An experimental analysis of the effect of sample size on the efficiency of Count Data Models
Abstract
Many multivariate analysts are of the view that bigger sample sizes yield very efficient models. However, this claim has not been verified for count data models. This study embarked on an experimental analysis of the effect of sample size on the efficiency of the Poisson regression model (PRM), Negative binomial regression model (NBRM), Zero-inflated Poisson (ZIP), Zero-inflated negative binomial (ZINB), Poisson Hurdle model (PHM) and Negative binomial hurdle model (NBH(M). The study comprised two parts (Part A and Part B). The data used in Part A were sourced from Data First and were collected by Statistics South Africa through the Marriages and Divorces database.

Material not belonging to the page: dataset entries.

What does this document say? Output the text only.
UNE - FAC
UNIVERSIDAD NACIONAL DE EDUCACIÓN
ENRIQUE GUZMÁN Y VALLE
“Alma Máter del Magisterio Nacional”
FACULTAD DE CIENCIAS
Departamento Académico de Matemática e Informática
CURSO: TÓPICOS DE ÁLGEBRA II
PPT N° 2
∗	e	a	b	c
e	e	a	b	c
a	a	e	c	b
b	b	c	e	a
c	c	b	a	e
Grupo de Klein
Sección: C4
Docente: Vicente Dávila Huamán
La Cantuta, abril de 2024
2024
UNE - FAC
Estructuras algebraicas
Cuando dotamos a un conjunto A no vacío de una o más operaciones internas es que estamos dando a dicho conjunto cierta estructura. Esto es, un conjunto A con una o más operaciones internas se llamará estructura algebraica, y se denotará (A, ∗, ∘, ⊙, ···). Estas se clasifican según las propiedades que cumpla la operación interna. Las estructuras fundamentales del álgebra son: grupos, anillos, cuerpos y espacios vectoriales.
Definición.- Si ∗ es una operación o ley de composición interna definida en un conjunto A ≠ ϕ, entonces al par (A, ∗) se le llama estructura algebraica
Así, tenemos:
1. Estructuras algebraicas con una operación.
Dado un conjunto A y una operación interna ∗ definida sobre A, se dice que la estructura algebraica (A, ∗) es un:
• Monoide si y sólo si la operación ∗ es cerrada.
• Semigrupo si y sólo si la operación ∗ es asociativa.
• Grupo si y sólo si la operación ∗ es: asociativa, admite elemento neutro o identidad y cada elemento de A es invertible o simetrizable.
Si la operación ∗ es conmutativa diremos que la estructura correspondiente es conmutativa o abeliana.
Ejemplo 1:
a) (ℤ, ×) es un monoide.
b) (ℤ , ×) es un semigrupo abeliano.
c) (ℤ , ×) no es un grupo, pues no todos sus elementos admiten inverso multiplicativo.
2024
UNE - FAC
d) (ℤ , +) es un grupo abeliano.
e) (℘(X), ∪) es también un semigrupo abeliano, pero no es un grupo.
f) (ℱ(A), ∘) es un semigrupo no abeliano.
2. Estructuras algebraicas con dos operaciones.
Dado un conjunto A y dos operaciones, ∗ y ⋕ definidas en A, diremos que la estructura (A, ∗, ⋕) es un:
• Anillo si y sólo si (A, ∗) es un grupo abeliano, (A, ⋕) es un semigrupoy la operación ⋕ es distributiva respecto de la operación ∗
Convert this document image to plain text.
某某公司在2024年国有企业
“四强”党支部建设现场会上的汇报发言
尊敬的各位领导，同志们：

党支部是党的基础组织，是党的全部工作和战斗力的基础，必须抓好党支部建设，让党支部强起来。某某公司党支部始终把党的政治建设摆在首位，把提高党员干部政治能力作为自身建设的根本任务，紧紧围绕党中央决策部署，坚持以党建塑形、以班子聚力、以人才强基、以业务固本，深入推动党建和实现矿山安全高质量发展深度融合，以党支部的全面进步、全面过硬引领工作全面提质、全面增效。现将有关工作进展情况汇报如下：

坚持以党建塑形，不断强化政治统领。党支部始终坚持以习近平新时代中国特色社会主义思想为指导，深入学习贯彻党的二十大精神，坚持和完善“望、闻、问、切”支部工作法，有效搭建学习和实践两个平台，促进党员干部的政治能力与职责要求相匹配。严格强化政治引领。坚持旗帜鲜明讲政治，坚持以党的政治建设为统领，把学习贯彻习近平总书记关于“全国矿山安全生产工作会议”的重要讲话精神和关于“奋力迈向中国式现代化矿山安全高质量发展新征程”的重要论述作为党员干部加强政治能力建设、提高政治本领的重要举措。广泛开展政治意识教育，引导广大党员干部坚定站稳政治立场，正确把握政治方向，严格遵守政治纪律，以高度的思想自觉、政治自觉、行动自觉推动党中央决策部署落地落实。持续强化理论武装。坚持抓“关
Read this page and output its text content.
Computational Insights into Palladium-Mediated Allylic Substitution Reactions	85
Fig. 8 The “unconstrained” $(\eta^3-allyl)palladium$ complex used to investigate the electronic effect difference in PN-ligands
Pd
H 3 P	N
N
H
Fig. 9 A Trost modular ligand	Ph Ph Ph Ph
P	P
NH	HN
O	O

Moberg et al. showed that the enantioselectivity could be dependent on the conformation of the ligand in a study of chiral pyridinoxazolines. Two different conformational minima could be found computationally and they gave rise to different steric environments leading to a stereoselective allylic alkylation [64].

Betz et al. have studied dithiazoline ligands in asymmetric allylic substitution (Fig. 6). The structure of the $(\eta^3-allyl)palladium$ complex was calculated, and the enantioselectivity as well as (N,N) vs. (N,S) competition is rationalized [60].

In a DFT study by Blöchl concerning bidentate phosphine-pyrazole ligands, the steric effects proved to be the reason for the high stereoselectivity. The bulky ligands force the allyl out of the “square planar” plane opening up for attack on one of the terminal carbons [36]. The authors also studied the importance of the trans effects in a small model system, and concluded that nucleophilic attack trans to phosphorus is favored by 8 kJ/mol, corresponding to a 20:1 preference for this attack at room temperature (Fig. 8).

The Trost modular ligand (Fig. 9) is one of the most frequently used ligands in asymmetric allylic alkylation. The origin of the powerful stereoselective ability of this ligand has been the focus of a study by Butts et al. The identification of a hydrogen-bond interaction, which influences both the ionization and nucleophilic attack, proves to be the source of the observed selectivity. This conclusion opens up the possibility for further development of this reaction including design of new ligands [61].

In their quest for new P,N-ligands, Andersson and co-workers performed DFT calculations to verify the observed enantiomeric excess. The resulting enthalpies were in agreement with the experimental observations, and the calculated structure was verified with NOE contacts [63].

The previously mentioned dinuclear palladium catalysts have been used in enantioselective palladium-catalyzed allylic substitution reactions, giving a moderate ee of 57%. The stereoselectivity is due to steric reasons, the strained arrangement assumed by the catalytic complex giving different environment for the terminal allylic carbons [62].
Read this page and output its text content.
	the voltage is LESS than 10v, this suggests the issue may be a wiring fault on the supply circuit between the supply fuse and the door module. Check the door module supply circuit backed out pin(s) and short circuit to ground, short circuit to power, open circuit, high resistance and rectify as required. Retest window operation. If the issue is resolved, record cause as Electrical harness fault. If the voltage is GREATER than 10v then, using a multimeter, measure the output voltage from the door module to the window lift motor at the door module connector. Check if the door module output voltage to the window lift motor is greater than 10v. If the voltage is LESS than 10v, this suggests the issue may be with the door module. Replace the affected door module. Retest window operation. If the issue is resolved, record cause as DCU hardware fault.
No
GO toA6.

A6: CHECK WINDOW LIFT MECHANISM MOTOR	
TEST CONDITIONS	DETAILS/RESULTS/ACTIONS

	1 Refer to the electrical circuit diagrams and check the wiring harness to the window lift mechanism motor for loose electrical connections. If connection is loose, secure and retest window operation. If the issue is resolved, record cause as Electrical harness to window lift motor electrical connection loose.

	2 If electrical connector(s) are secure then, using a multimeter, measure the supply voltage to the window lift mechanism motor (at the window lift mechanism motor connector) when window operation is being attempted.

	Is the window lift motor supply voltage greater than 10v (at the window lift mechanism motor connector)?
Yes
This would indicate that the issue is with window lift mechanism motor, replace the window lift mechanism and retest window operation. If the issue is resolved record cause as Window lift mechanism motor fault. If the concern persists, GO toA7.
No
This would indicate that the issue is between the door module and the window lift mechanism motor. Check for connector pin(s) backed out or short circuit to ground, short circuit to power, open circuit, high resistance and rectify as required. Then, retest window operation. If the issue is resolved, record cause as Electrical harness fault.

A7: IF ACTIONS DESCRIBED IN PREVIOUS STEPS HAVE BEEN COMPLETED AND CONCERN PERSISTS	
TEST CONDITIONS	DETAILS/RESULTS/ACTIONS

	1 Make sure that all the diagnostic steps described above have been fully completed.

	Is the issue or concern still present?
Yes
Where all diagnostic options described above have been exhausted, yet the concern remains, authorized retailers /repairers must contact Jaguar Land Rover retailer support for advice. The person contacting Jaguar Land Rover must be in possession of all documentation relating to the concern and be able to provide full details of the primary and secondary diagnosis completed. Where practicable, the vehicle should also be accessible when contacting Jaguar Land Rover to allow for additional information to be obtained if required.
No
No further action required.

In Part A, the six models were applied to ten random samples selected from the Marriages and Divorces dataset. The sample sizes ranged from 4392 to 43916 and differed by 10%. Part B applied the six models to five simulated datasets with sizes ranging from 50 000 to 1000 000. The models were compared using the Akaike Information Criterion (AIC), Bayesian Information Criterion (BIC), Vuong’s test, McFadden RSQ, Mean Square Error (MSE) and Mean Absolute Deviation (MAD). The results from Part A revealed that generally, the Negative Binomial-based models outperformed Poisson-based models. However, the results from Part A did not show the effect of sample size variations on the efficiency of the models because there was no consistency in the change in the values of model comparison criteria as the sample size increased. The results from Part B were inconclusive, hence were not meaningful.